A call to action: conserving livestock diversity
Faced with the reality that many indigenous livestock species in Asia, Africa and Latin America are threatened with extinction, researchers from the International Livestock Research Institute (ILRI) have called for the creation of genebanks to store semen and eggs of indigenous animal breeds.
The rapid establishment of genebanks would help conserve the genetic diversity of farm animals and is one of four practical steps outlined by ILRI in a joint report compiled by the UN Food and Agriculture Organisation (FAO).
Launched at the First International Technical Conference on Animal Genetic Resources held in Interlaken, Switzerland in September 2007, the report "The State of the World's Animal Genetic Resources" highlights the over-reliance on certain breeds of farm animals, including Holstein-Friesian cows, White Leghorn chickens, and Large White pigs, now found in over 120 countries worldwide.
Rapid rate of extinction
Local breeds are estimated to be disappearing at the rate of one a month. "In many cases, we will not even know the true value of an existing breed until it's already gone," stressed ILRI Director-General Carlos Seré, in his keynote address. "This is why we need to act now to conserve what's left."
Surveys conducted in 169 countries have revealed that of the 6800 breeds of domesticated sheep, goats, cattle, poultry and other farm animals, nearly 70 per cent are found in developing countries. However, it is in these regions that global economic and environmental trends are often impacting on livestock keepers, reducing their ability to improve their livelihoods and manage their natural resources. While the climate becomes more unpredictable and extreme weather events more common, the economic value of many indigenous breeds has yet to be appreciated
A catalogue of potential change
In an effort to enhance information exchange and build a greater interest in conservation of indigenous breeds, ILRI has established the Domestic Animal Genetic Resources Information System (DAGRIS), a detailed database containing information on the distribution, characteristics and status of 669 breeds of cattle, sheep, goats, pigs and chickens indigenous to Asia and Africa.
The database also brings together development initiatives conducted by various stakeholders to help countries learn about best practice. Case studies in Uganda, for example, have shown how engaging with farmers can result in increased conservation of local breeds.
While the establishment of genebanks would ensure the immediate survival of the most endangered breeds, ILRI is also working on in-situ conservation. "Storing semen and eggs in genebanks is like taking out an insurance policy," continues Seré. "But in-situ conservation enhances community participation for sustainability." In collaboration with the Global Environment Facility (GEF), the institute has initiated projects for in-situ conservation in four countries in West Africa. A similar project is also planned in Asia.

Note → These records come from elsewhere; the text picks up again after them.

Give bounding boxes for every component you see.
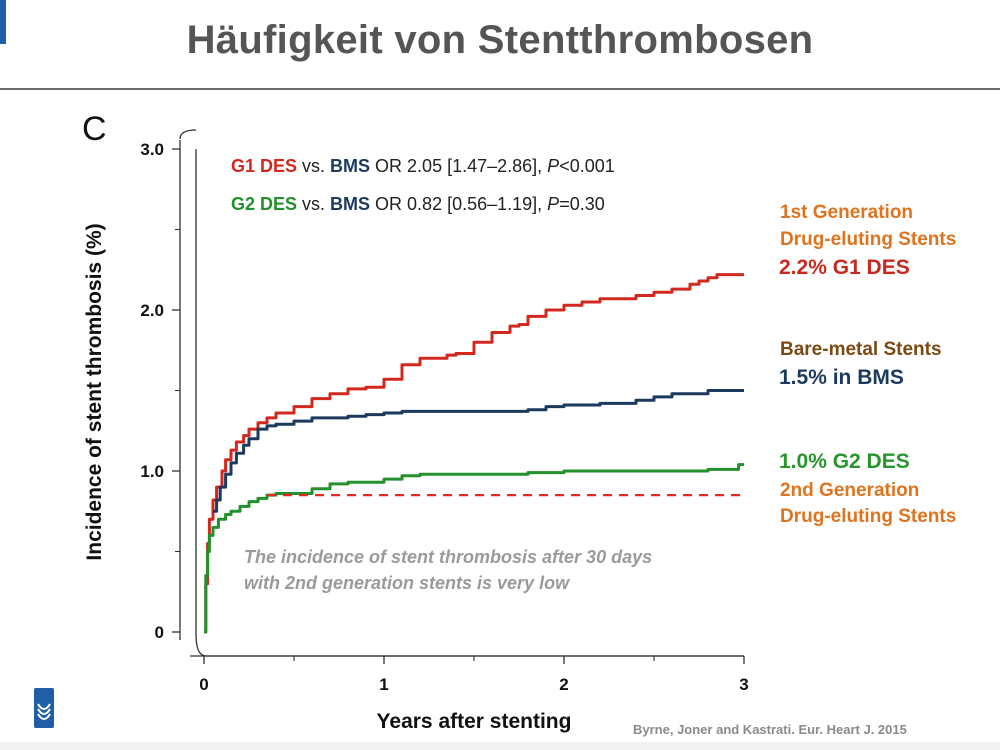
bms-title-label: Bare-metal Stents — [780, 339, 942, 360]
y-tick-label: 0 — [155, 623, 164, 642]
x-tick-label: 1 — [379, 675, 388, 694]
g1-generation-label: 1st Generation — [780, 202, 914, 223]
y-axis-label: Incidence of stent thrombosis (%) — [83, 223, 106, 560]
g2-type-label: Drug-eluting Stents — [780, 506, 957, 527]
series-line-g2 — [204, 463, 744, 634]
footer-band — [0, 742, 1000, 750]
y-tick-label: 2.0 — [140, 301, 164, 320]
series-line-g1 — [204, 273, 744, 634]
legend-g1-vs-bms: G1 DES vs. BMS OR 2.05 [1.47–2.86], P<0.… — [231, 156, 615, 176]
chart-top-corner — [179, 129, 197, 140]
panel-label: C — [82, 110, 107, 148]
x-tick-label: 3 — [739, 675, 748, 694]
annotation-line: with 2nd generation stents is very low — [244, 573, 570, 593]
g2-value-label: 1.0% G2 DES — [779, 450, 910, 473]
g1-type-label: Drug-eluting Stents — [780, 229, 957, 250]
citation: Byrne, Joner and Kastrati. Eur. Heart J.… — [633, 722, 907, 737]
x-tick-label: 2 — [559, 675, 568, 694]
legend-g2-vs-bms: G2 DES vs. BMS OR 0.82 [0.56–1.19], P=0.… — [231, 194, 605, 214]
x-axis-label: Years after stenting — [377, 710, 572, 733]
bms-value-label: 1.5% in BMS — [779, 366, 904, 389]
g2-generation-label: 2nd Generation — [780, 480, 920, 501]
y-tick-label: 1.0 — [140, 462, 164, 481]
x-tick-label: 0 — [199, 675, 208, 694]
university-logo-icon — [34, 688, 54, 728]
slide-title: Häufigkeit von Stentthrombosen — [186, 18, 814, 62]
title-divider — [0, 88, 1000, 90]
left-accent-bar — [0, 0, 6, 44]
series-line-bms — [213, 389, 744, 513]
g1-value-label: 2.2% G1 DES — [779, 256, 910, 279]
annotation-line: The incidence of stent thrombosis after … — [244, 547, 652, 567]
y-tick-label: 3.0 — [140, 140, 164, 159]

Valuing the past for the future
By involving communities, the projects will also help conserve indigenous knowledge. In Ethiopia, the Sheko breed of cattle is renowned for its tolerance to trypanosomiasis and is traditionally found in areas infested with tsetse fly, the vector that carries the trypanosomes. Despite the Ethiopian government clearing bushes to reduce tsetse fly numbers, which enabled farmers to introduce high-yielding cattle breeds, many other parts of Ethiopia are still infested with tsetse, making it important to conserve Sheko populations. However, less than 2500 Sheko cattle currently remain in Ethiopia.
The time is now
Worldwide, one billion people are involved in livestock farming and 70 per cent of the poor are dependent on livestock. "For the foreseeable future," says Sere, "livestock will continue to create the means for hundreds of millions of people to escape absolute poverty." Yet compared to the conservation of plant genetic resources, there has, until now, been only limited international attention and efforts to conserve indigenous animal breeds.
However, Sere notes that while the Interlaken conference "did not solve problems per se; it was a political process that challenged ILRI and other stakeholders to capitalise on the good gesture from governments and the international community." He concluded, "Visibility over this issue has been increased and coming together to discuss these issues has helped us to define a way forward."